Created by Milanese designer Camillo Cerri, this robust piece is more than a mere chair. It’s a manifesto derived from the work of influential Austrian philosopher Rudolf Steiner (1861–1925), who was also an architect, social reformer, educator, occultist and self-styled clairvoyant, when he wasn’t designing furniture.
The one-of-a-kind seat, offered by Kabinet Hubert, located in the Dutch city of The Hague, is handcrafted of birch and devoid of metal joinery. A refinement on an earlier Steiner piece, it was designed by Cerri as part of his 1928 commission to furnish the entire interior of Haus Reinbach, a private estate in Stuttgart, Germany, built by architect Otto Moser, a member of Steiner’s inner circle.

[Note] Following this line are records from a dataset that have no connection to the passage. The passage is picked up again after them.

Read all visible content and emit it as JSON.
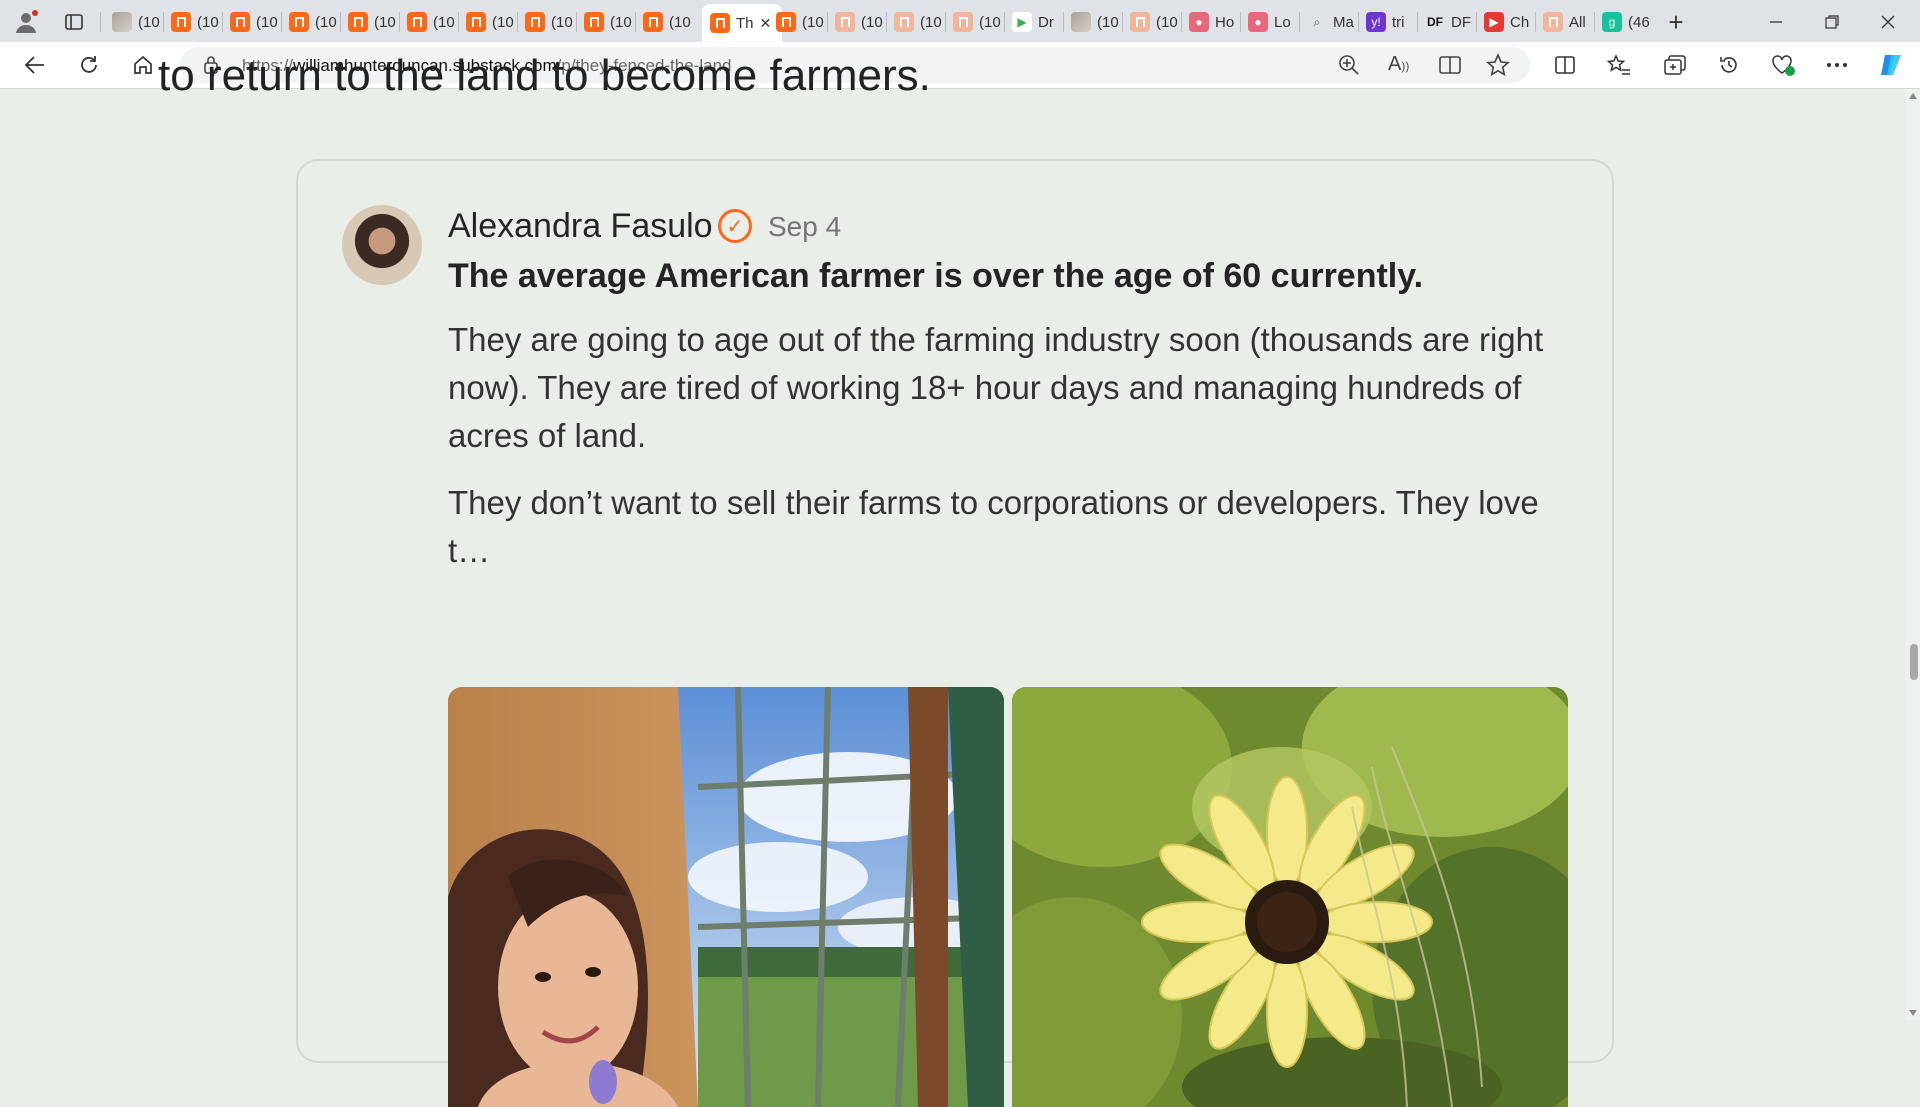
{
  "tabs": [
    {
      "label": "(10",
      "icon": "photo-favicon",
      "kind": "img"
    },
    {
      "label": "(10",
      "icon": "substack-favicon",
      "kind": "sub"
    },
    {
      "label": "(10",
      "icon": "substack-favicon",
      "kind": "sub"
    },
    {
      "label": "(10",
      "icon": "substack-favicon",
      "kind": "sub"
    },
    {
      "label": "(10",
      "icon": "substack-favicon",
      "kind": "sub"
    },
    {
      "label": "(10",
      "icon": "substack-favicon",
      "kind": "sub"
    },
    {
      "label": "(10",
      "icon": "substack-favicon",
      "kind": "sub"
    },
    {
      "label": "(10",
      "icon": "substack-favicon",
      "kind": "sub"
    },
    {
      "label": "(10",
      "icon": "substack-favicon",
      "kind": "sub"
    },
    {
      "label": "(10",
      "icon": "substack-favicon",
      "kind": "sub"
    },
    {
      "label": "Th",
      "icon": "substack-favicon",
      "kind": "active"
    },
    {
      "label": "(10",
      "icon": "substack-favicon",
      "kind": "sub"
    },
    {
      "label": "(10",
      "icon": "substack-favicon",
      "kind": "subf"
    },
    {
      "label": "(10",
      "icon": "substack-favicon",
      "kind": "subf"
    },
    {
      "label": "(10",
      "icon": "substack-favicon",
      "kind": "subf"
    },
    {
      "label": "Dr",
      "icon": "play-favicon",
      "kind": "play"
    },
    {
      "label": "(10",
      "icon": "photo-favicon",
      "kind": "img"
    },
    {
      "label": "(10",
      "icon": "substack-favicon",
      "kind": "subf"
    },
    {
      "label": "Ho",
      "icon": "pink-favicon",
      "kind": "pink"
    },
    {
      "label": "Lo",
      "icon": "pink-favicon",
      "kind": "pink"
    },
    {
      "label": "Ma",
      "icon": "search-favicon",
      "kind": "search"
    },
    {
      "label": "tri",
      "icon": "yahoo-favicon",
      "kind": "yahoo"
    },
    {
      "label": "DF",
      "icon": "df-favicon",
      "kind": "df"
    },
    {
      "label": "Ch",
      "icon": "youtube-favicon",
      "kind": "yt"
    },
    {
      "label": "All",
      "icon": "bookmark-favicon",
      "kind": "subf"
    },
    {
      "label": "(46",
      "icon": "g-favicon",
      "kind": "g"
    }
  ],
  "address": {
    "url_prefix": "https://",
    "url_domain": "williamhunterduncan.substack.com",
    "url_path": "/p/they-fenced-the-land"
  },
  "article": {
    "partial_line": "to return to the land to become farmers."
  },
  "comment": {
    "author": "Alexandra Fasulo",
    "date": "Sep 4",
    "headline": "The average American farmer is over the age of 60 currently.",
    "paragraph_1": "They are going to age out of the farming industry soon (thousands are right now). They are tired of working 18+ hour days and managing hundreds of acres of land.",
    "paragraph_2": "They don’t want to sell their farms to corporations or developers. They love t…"
  },
  "colors": {
    "page_bg": "#e9efe8",
    "accent": "#ff6719"
  }
}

Like the house for which it was conceived, the chair, with its fusion of geometric angles and more rounded forms, is considered a visual expression of the connection between intellectual and spiritual realms posited in anthroposophy, Steiner’s humanistic philosophy.
“The chair is a love child of Steiner’s anthroposophical style and Czech Cubism,” the prewar Central European style known for its sharp angles, says Jan-Clemens Hoek, co-owner and gallery director of Kabinet Hubert. “Czech Cubism takes the pyramid shape as a starting point, while with Steiner, it was more of a sculptural, crystalline shape leading to more organic forms.”
Even in its day, furniture associated with the anthroposophical movement was niche, Hoek says. “It’s a rarity, really, resembling very little else stylistically.”
Despite an origin story with supernatural overtones, the unique chair, its assertive angles softened somewhat by new upholstery in period-appropriate Art Deco fabric, remains quintessentially sturdy seating, very much grounded in three dimensions.